49. The device of claim 48, wherein the optical modality is an intensity of a diffraction pattern.

50. The device of claim 48, wherein the light source and the detector are configured to record optical signals of an optical modality by performing Fourier-transformed infrared spectroscopy or Raman spectroscopy.

51. The device of claim 34, further comprising an electrical interrogator configured to record an electrical property.

52. The device of claim 51, wherein the electrical interrogator comprises a voltmeter, or one or more pairs of electrodes.

53. The device of claim 51, wherein the electrical interrogator comprises a function generator.

54. The device of claim 51, wherein the electrical property is conductivity, resistance, impedance, current, or voltage.

55. The device of claim 34, further comprising one or more pressure sensors configured to record trans-membrane pressure of a pressure-dependent modality.

56. The device of claim 55, wherein the pressure-dependent modality is a trans-membrane pressure drop.

57. The device of claim 34, further comprising a flow meter.

58. The device of claim 34, further comprising at least one sample microslit filter and at least one reference microslit filter.

59. The device of claim 34, further comprising at least one additional microslit filter configured to perform an upstream sample preparation.

60. The device of claim 34, further comprising a fouling sensor configured to detect a level of fouling on at least one portion of the microslit filter.

61. The device of claim 34, further comprising an optical imaging device configured to record an optical imaging modality.

62. The device of claim 61, wherein the optical imaging modality is surface plasmon resonance, plasmon-enhanced fluorescence, surface, enhanced fluorescence, or surface-enhanced Raman spectroscopy.

63. The device of claim 34, wherein the device is a fluidic device.

64. A kit comprising one or more device of claim 34 and/or one or more reagents.

65. The kit of claim 64, wherein the kit further comprises instructions for use of the one or more device and/or one or more reagents.

66. The kit of claim 64, wherein the kit further comprises instructions for:

contacting a liquid sample comprising a plurality of components with a microslit filter, such that one or more components of interest are retained by the microslit filter and undesired components permeate through the microslit filter;

optionally, washing the retained components of interest; and

measuring the quantity of retained components of interest to determine the concentration of the retained components of interest in the liquid sample.

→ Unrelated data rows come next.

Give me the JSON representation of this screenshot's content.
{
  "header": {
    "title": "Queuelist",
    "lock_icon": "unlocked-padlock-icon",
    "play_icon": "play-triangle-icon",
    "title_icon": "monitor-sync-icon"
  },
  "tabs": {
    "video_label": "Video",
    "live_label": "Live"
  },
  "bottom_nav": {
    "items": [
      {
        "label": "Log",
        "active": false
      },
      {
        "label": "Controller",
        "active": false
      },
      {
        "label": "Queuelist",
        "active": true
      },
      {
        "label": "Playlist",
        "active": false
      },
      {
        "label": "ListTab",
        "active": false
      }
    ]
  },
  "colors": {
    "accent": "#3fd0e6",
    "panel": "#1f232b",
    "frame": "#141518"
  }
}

67. The kit of claim 64, wherein the kit further comprises instructions for:

contacting a liquid sample comprising a plurality of components with two or more microslit filters, such that two or more populations of components of interest are retained by the two or more microslit filters and undesired components permeate through the two or more microslit filters;

optionally, washing the retained components; and

measuring the quantity of the two or more populations of retained components to determine the concentration of the two or more populations of retained components in the liquid sample.

68. The kit of claim 64, wherein the one or more reagents are selected from binding agents, buffers, solutions, and/or reagents for enzymes and the like, model components in solution (of known concentration), and combinations thereof.

69. The kit of claim 64, wherein the binding agents are selected from affinity moieties, detection agents, and combinations thereof.

70. The kit of claim 64, wherein the kit further comprises a light source and/or a detector.

71. The kit of claim 64, wherein the kit further comprises a flow meter.

72. The kit of claim 64, wherein the kit further comprises a voltmeter, one or more pair of electrodes, and optionally, a function generator.

73. The kit of claim 64, further comprising one or more pressure sensors.

74. The kit of claim 64, further comprising a signal processing algorithm for optical, electronic, and/or pressure signals.

75. The kit of claim 64, further comprising one or more algorithms for calculating concentration of components from a liquid sample.

76. The kit of claim 64, further comprising one or more algorithms for registering retained components on microslit filters and determine the size and/or composition of such components.